The traditional military establishment hates Rumsfeld because he's trying to reform them into a smaller, lighter, mobile force that costs less money, and they're into Overwhelming Force and getting bushels of money from Congress.

McCain hates Rumsfeld because he's more of a conventional, Colin Powell, Overwhelming Force doctrine kind of guy. I also really like McCain, because he's honest and wonkish, even though he's populist.

Ultimately, Rumsfeld's lack of tact makes him abrasive, but then Bolton still has his job in State and they hate abrasive people even more over there. Rumsfeld is unpopular because he's trying to really change the military.
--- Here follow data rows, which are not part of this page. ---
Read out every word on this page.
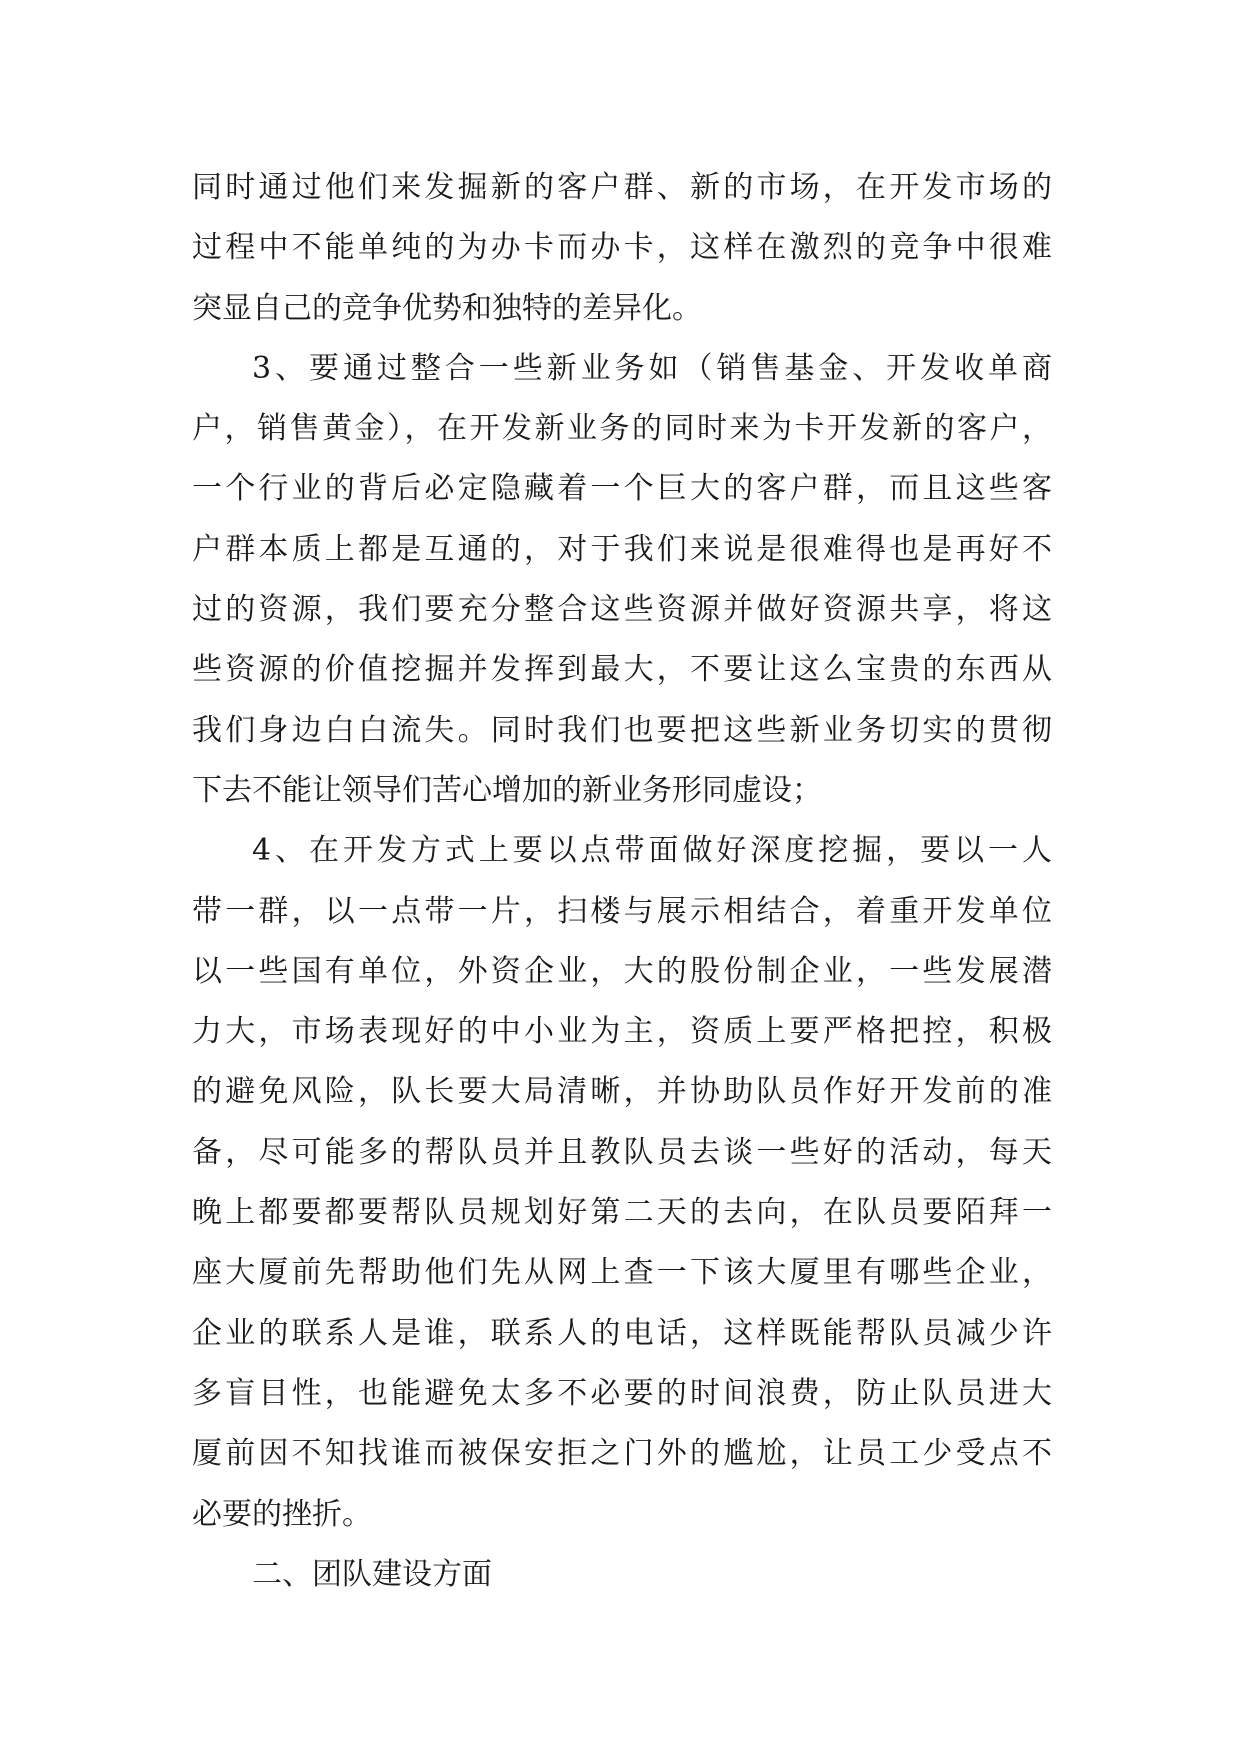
同时通过他们来发掘新的客户群、新的市场，在开发市场的
过程中不能单纯的为办卡而办卡，这样在激烈的竞争中很难
突显自己的竞争优势和独特的差异化。
3、要通过整合一些新业务如（销售基金、开发收单商
户，销售黄金），在开发新业务的同时来为卡开发新的客户，
一个行业的背后必定隐藏着一个巨大的客户群，而且这些客
户群本质上都是互通的，对于我们来说是很难得也是再好不
过的资源，我们要充分整合这些资源并做好资源共享，将这
些资源的价值挖掘并发挥到最大，不要让这么宝贵的东西从
我们身边白白流失。同时我们也要把这些新业务切实的贯彻
下去不能让领导们苦心增加的新业务形同虚设；
4、在开发方式上要以点带面做好深度挖掘，要以一人
带一群，以一点带一片，扫楼与展示相结合，着重开发单位
以一些国有单位，外资企业，大的股份制企业，一些发展潜
力大，市场表现好的中小业为主，资质上要严格把控，积极
的避免风险，队长要大局清晰，并协助队员作好开发前的准
备，尽可能多的帮队员并且教队员去谈一些好的活动，每天
晚上都要都要帮队员规划好第二天的去向，在队员要陌拜一
座大厦前先帮助他们先从网上查一下该大厦里有哪些企业，
企业的联系人是谁，联系人的电话，这样既能帮队员减少许
多盲目性，也能避免太多不必要的时间浪费，防止队员进大
厦前因不知找谁而被保安拒之门外的尴尬，让员工少受点不
必要的挫折。
二、团队建设方面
He's getting bad press because his style is very gruff and blunt. If he were only a reformist or only gruff then he'd be more popular, but doing both makes enemies too quickly.

Of course, Iraq wasn't his style - Afghanistan was. If you want to study Rumsfeld's success or failure in doctrine, Afghanistan is a good example. Considering they had elections and now have an elected governemnt with female participation, I'd say it was pretty successful.

The problem in Iraq was the usual problem with fuckhead politicians. As with the economy, which they refuse to make either socially-centered or market-centered, they refused to make the war in iraq wholly Rumsfeld mobility doctrine or Powell Overwhelming Force doctrine.

The result was they had too many troops to be mobile like Rumsfeld wanted and not enough troops to have overwhelming force like Powell and the military wanted. Fuckhead politicians. Sometimes the Golden Mean just doesn't apply.

They should have done one or the other. Personally, I think they should've done mobility doctrine, used special forces heavily (Kerry supposedly wanted this in the campaign season, and he was going to fund SpecOps better) to take out military installations, use ground forces to secure various areas after them, and then don't fire the Iraqi army. The Republican Guard could not be toyed with, but most of the traditional army didn't care about Saddam and surrendered almost on sight (remember in march and April all the video footage of Iraqis walking down roads past US soldiers to give themselves up).

They should've kept on the Iraqi army, made sure they got paid, and then given them stupid stuff, guarding buildings, etc. If you're worried about corruption then keep US soldiers around to monitor from time to time.

Better than firing 300 or 400 thousand soldiers, even if they aren't very well trained. Might as well have just handed their addresses over to the insurgency.

But that would be a huge cost burden to keep on the Iraqi army and to try and do our own overwhelming force. Ultimately, Overhwleming Force can only work two ways: genocide or fear. Either you scared them to death or you killed them all. Since we're not willing to accept the moral and political dimensions of genocide (rightly so) and we're nowhere near the financial capacity to scare the entire insurgency out of fighting - men and women willing to blow themselves up - we need something besides overwhelming force.

Overwhelming Force is the same idea brought to you by the people who think more money will fix any political problem. Sometimes it's not how much you spend but where you spend it.